《1月29日5時47分、鮎川誠が永眠いたしました。膵臓がんでした。

これまで鮎川誠とシーナ&ロケッツを長年に渡って応援し、愛してくださり、本当に有難うございました》

日本を代表するロックバンド「シーナ&ロケッツ」の鮎川誠さんが亡くなった。74歳だった。所属事務所によると、鮎川さんは’22年5月に膵臓がんが発覚。余命5ヵ月と宣告を受けていたものの、病気を公表せずに全国ツアーを行い、亡くなる直前まで音楽制作に没頭していたという。

福岡県久留米市出身の鮎川さんは、’75年にロックバンド「サンハウス」のギタリストとしてメジャーデビュー。妻のシーナさん(享年61)と“シナロケ”を結成したのは、’78年のことだ。

「もともと鮎川さんはメジャー志向がなく、サンハウスでのデビュー後も福岡で暮らしていました。交際していたシーナさんの妊娠がきっかけで結婚したところ、シーナさんのお父さんが『福岡にいて娘を幸せにできるのか。東京で一度勝負してみなさい』といい、シーナさんも『歌が必要なら私が歌うよ』といったため、2人の言葉に後押しされてシナロケの結成と上京を決意。そして、’79年の『ユー・メイ・ドリーム』でブレイクしました。

シナロケを通して、鮎川さんは海外のアーティストやYMOなどと交流し、そして亡くなるまで若いミュージシャンとの親交も深めていました。鮎川さんは『みんなに出会えたのは全部シーナのおかげ』と話していましたね」(音楽関係者)

年齢を重ねてもロックを鳴らし続けたシナロケだったが、突然の不幸が襲う。

’15年2月、シーナさんが子宮頸がんによって、61歳の若さで亡くなったのだ。告別式の二日後、鮎川さんは本誌の取材に応じ、シーナさんの闘病生活について語ってくれていた。

■「シーナは静かに逝ってしまった」

鮎川さんによると’14年7月、シーナさんは突然「体がフラフラする」といい、医師に診てもらったところ「子宮頸がんのステージIIIbの状態」と宣告されることに。しかし、シーナさんは抗がん剤や放射線治療を拒否し、アルバムのリリースとツアーをこなし、さらに9月には21年ぶりに日比谷野音でのワンマンコンサートを開催。

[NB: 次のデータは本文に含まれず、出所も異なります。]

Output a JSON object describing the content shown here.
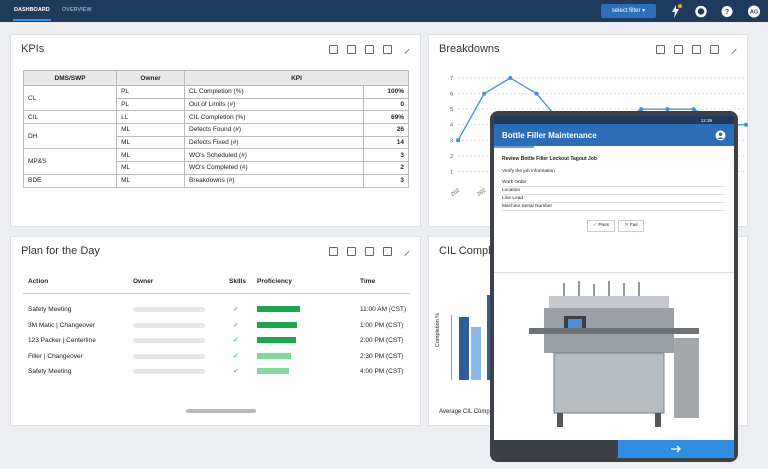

その後、シーナさんは10月後半から足の痺れに悩まされ、11月から車椅子生活に。12月に放射線治療を始め、重い副作用に耐える日々が続いたものの、次第に衰弱していったという。鮎川さんはシーナさんの最期について、こう明かしていた。

「(ビートのきいた音楽が流れる病室で)俺は腕をシーナの首の下に回して抱きしめていた。ずっと離さんかった。『ユー・メイ・ドリーム』のイントロが始まったとき、シーナは静かに逝ってしまった……」

シーナさん亡き後も、鮎川さんはシーナさんを想うことをやめなかった。毎年4月7日に追悼ライブを行い、’22年11月にはシーナさんの誕生日とシナロケの45周年を記念したライブも開催している。

「鮎川さんは生前のシーナさんを回想し、『いつもシーナは俺を応援してくれた。

だから、俺はギターをシーナのために弾いていた』と話していました。シーナさんは鮎川さんより5つ年下ですが、鮎川さんにとってお母さんのような存在で、ずっと褒められたかったといいます。

シーナさんが亡くなった後、鮎川さんはギターを弾く理由を失ったといいます。しかし、ここで辞めてしまうと、シーナさんと作った音楽も世界から消えてしまうのでは。そう考えた鮎川さんは、決意を新たにシナロケを続けることにしたそうです。コロナ禍でも『ロックは心のワクチン』といい、音楽に対する情熱を燃やし続けていました」(前出・音楽関係者)

ずっとシーナさんを思い続けた鮎川さん。天国でも、2人の音楽は鳴り止まない。